The ACH is still about the toxicity of
something that is unknown with a mechanism that is also unknown. It advocated
for lowering and destroying the toxic proteins, even in their native form before they aggregate, leading
to drugs that worsened the symptoms of the disease. Lowering soluble CSF Aβ was
the target of such therapies (secretase inhibitors & solanezumab for
example) and how their pharmacological success was assessed. Now, with the first hints of clinical success,
the ACH wants to have its cake and eat it too by ignoring the fact that the
drugs that seem to work did the exact opposite of what it has advised and
actively pursued for decades. Lecanemab increases, rather than decreases, the
exact substrate (soluble Aβ) in the exact compartment (CSF) that has been the target for ACH-based pharmacology for many years. However, apparently, it is not
a problem for the ACH to explain such a blatant contradiction, because:
a. It
contradicted itself before, where the plaques were toxic one day and protective
the next. So, what’s the problem?
b. With no
clear biological entities or physicochemical mechanisms of toxicity, anything
can go. There can always be a particularly toxic oligomer species in particularly
toxic conformation in a particularly toxic “parenchymal” location. How can you disprove that?

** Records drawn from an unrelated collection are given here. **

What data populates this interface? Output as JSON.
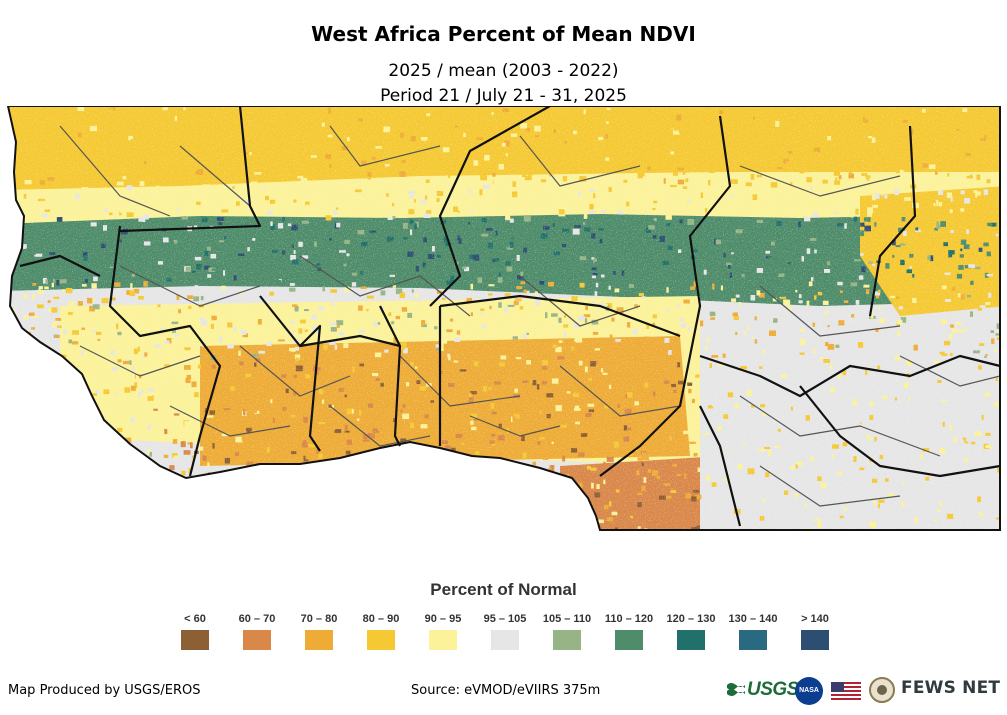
{
  "title": "West Africa Percent of Mean NDVI",
  "subtitle": "2025 / mean (2003 - 2022)",
  "period": "Period 21 / July 21 - 31, 2025",
  "legend": {
    "title": "Percent of Normal",
    "items": [
      {
        "label": "< 60",
        "color": "#8c5f35"
      },
      {
        "label": "60 – 70",
        "color": "#d9884a"
      },
      {
        "label": "70 – 80",
        "color": "#eeac37"
      },
      {
        "label": "80 – 90",
        "color": "#f5c933"
      },
      {
        "label": "90 – 95",
        "color": "#fbf29a"
      },
      {
        "label": "95 – 105",
        "color": "#e6e6e6"
      },
      {
        "label": "105 – 110",
        "color": "#96b486"
      },
      {
        "label": "110 – 120",
        "color": "#4e8c6a"
      },
      {
        "label": "120 – 130",
        "color": "#21706c"
      },
      {
        "label": "130 – 140",
        "color": "#2a6a80"
      },
      {
        "label": "> 140",
        "color": "#2e4d72"
      }
    ]
  },
  "footer": {
    "credit": "Map Produced by USGS/EROS",
    "source": "Source: eVMOD/eVIIRS 375m"
  },
  "logos": {
    "usgs": "USGS",
    "nasa": "NASA",
    "fews": "FEWS NET"
  }
}
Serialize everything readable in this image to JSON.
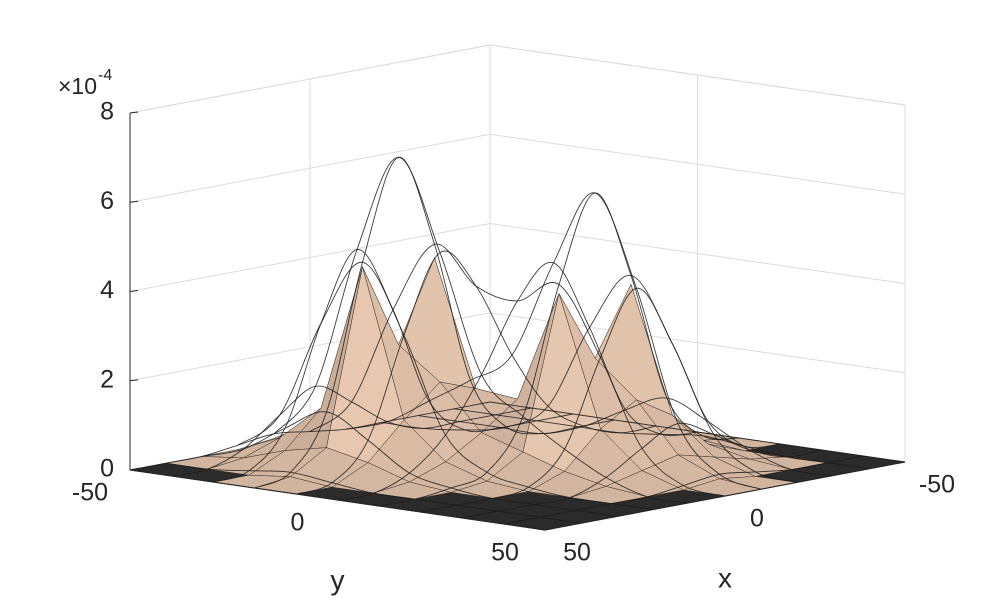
{
  "chart_data": {
    "type": "surface3d",
    "xlabel": "x",
    "ylabel": "y",
    "zaxis_multiplier": {
      "base": "×10",
      "exponent": "-4"
    },
    "x": [
      -50,
      -40,
      -30,
      -20,
      -10,
      0,
      10,
      20,
      30,
      40,
      50
    ],
    "y": [
      -50,
      -40,
      -30,
      -20,
      -10,
      0,
      10,
      20,
      30,
      40,
      50
    ],
    "xlim": [
      -50,
      50
    ],
    "ylim": [
      -50,
      50
    ],
    "zlim": [
      0,
      8
    ],
    "xticks": [
      -50,
      0,
      50
    ],
    "yticks": [
      -50,
      0,
      50
    ],
    "zticks": [
      0,
      2,
      4,
      6,
      8
    ],
    "grid": true,
    "surfaces": [
      {
        "style": "mesh",
        "color": "#1a1a1a",
        "z": [
          [
            0,
            0,
            0,
            0,
            0,
            0.1,
            0.2,
            0.1,
            0,
            0,
            0
          ],
          [
            0,
            0,
            0,
            0,
            0.3,
            0.9,
            1.4,
            0.9,
            0.3,
            0,
            0
          ],
          [
            0,
            0,
            0,
            0.1,
            0.9,
            3.1,
            4.6,
            3.1,
            0.9,
            0.1,
            0
          ],
          [
            0,
            0,
            0,
            0.3,
            1.5,
            4.7,
            6.8,
            4.6,
            1.4,
            0.2,
            0
          ],
          [
            0,
            0,
            0.3,
            0.9,
            2.2,
            3.9,
            4.8,
            3.1,
            0.9,
            0.1,
            0
          ],
          [
            0,
            0.1,
            0.8,
            2.8,
            4.4,
            3.7,
            2.2,
            1.0,
            0.3,
            0,
            0
          ],
          [
            0,
            0.2,
            1.2,
            4.1,
            6.1,
            4.2,
            1.4,
            0.3,
            0.1,
            0,
            0
          ],
          [
            0,
            0.1,
            0.8,
            2.7,
            4.1,
            2.7,
            0.8,
            0.1,
            0,
            0,
            0
          ],
          [
            0,
            0,
            0.3,
            0.8,
            1.2,
            0.8,
            0.3,
            0,
            0,
            0,
            0
          ],
          [
            0,
            0,
            0,
            0.1,
            0.2,
            0.1,
            0,
            0,
            0,
            0,
            0
          ],
          [
            0,
            0,
            0,
            0,
            0,
            0,
            0,
            0,
            0,
            0,
            0
          ]
        ]
      },
      {
        "style": "faceted",
        "color": "#e8c8b0",
        "z": [
          [
            0,
            0,
            0,
            0,
            0,
            0,
            0.1,
            0,
            0,
            0,
            0
          ],
          [
            0,
            0,
            0,
            0,
            0.1,
            0.4,
            0.6,
            0.4,
            0.1,
            0,
            0
          ],
          [
            0,
            0,
            0,
            0,
            0.4,
            1.2,
            1.8,
            1.2,
            0.4,
            0,
            0
          ],
          [
            0,
            0,
            0,
            0.1,
            0.6,
            4.4,
            2.6,
            4.5,
            0.6,
            0.1,
            0
          ],
          [
            0,
            0,
            0.1,
            0.4,
            0.9,
            1.6,
            1.9,
            1.2,
            0.4,
            0,
            0
          ],
          [
            0,
            0,
            0.3,
            1.1,
            1.8,
            1.5,
            0.9,
            0.4,
            0.1,
            0,
            0
          ],
          [
            0,
            0.1,
            0.5,
            3.9,
            2.4,
            4.0,
            0.6,
            0.1,
            0,
            0,
            0
          ],
          [
            0,
            0,
            0.3,
            1.1,
            1.6,
            1.1,
            0.3,
            0,
            0,
            0,
            0
          ],
          [
            0,
            0,
            0.1,
            0.3,
            0.5,
            0.3,
            0.1,
            0,
            0,
            0,
            0
          ],
          [
            0,
            0,
            0,
            0,
            0.1,
            0,
            0,
            0,
            0,
            0,
            0
          ],
          [
            0,
            0,
            0,
            0,
            0,
            0,
            0,
            0,
            0,
            0,
            0
          ]
        ]
      }
    ]
  }
}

It gets even more mysterious when
you add the assumptions of the PrH to the ACH, where the toxic protein entities
can also replicate and propagate their toxicity. Without a proper mechanistic explanation
of where the energy comes from for such an exquisite, nucleic-acid-free replication process, the PrH is incompatible with the laws of thermodynamics
themselves. More details about this here: https://www.mdpi.com/2079-7737/11/4/535.
The ACH and the PrH are weak
scientific theories. They are vague, mechansimless, and contradictory within themselves
and with other laws of nature. There is nothing noble or courageous in sticking
by them no matter what, as much as there is nothing mean or hateful in stating their
shortcomings and trying to come up with better ones. I think the pre-ACH, pre-PrH
simple biological and physicochemical principles can fully explain the amyloid phenomenon
without the need for the once-novel assumptions of the ACH and the PrH. These
old-fashioned principles include:
1. Proteins,
especially neuropeptides, are not there just to be toxic, and are conserved and
expressed for important functions.
2. The genetic
evidence links the disease to these proteins, the mechanism can equally be due
to the aggregates or the concurrent protein depletion.
3. Protein
depletion is never good or inconsequential, and targeting native proteins for
complete destruction is not a good idea.
4. Replacement
therapy is one of the most successful approaches in medicine since the discovery
of insulin.
5. DNA stores biological
information and faithfully replicates it. It takes a lot of energy and an army
of machinery to perform this process. Amyloid aggregation is nothing like that.
6. Proteins, like
any other molecules can exist in different phases including liquid (LLPS) or
solid (amyloid). Transforming from one phase to the other is phase transition,
not replication. Phase transition is governed by the laws of thermodynamics, driven
by supersaturation and catalyzed by nucleation. It can take place in the
complete absence of a protein seed, indicating that templating is not required, and is dependent on environmental conditions (temperature, pH, shaking) that
cannot be structurally encoded nor faithfully replicated.
However, in the age of ACH and PrH orthodoxy, adopting these principles now to understand the amyloid phenomenon is heretical. I hope, one day, these old-fashioned principles will once again become the orthodoxy, not just by the passing of time, but by providing better data, better explanations, and better therapeutics.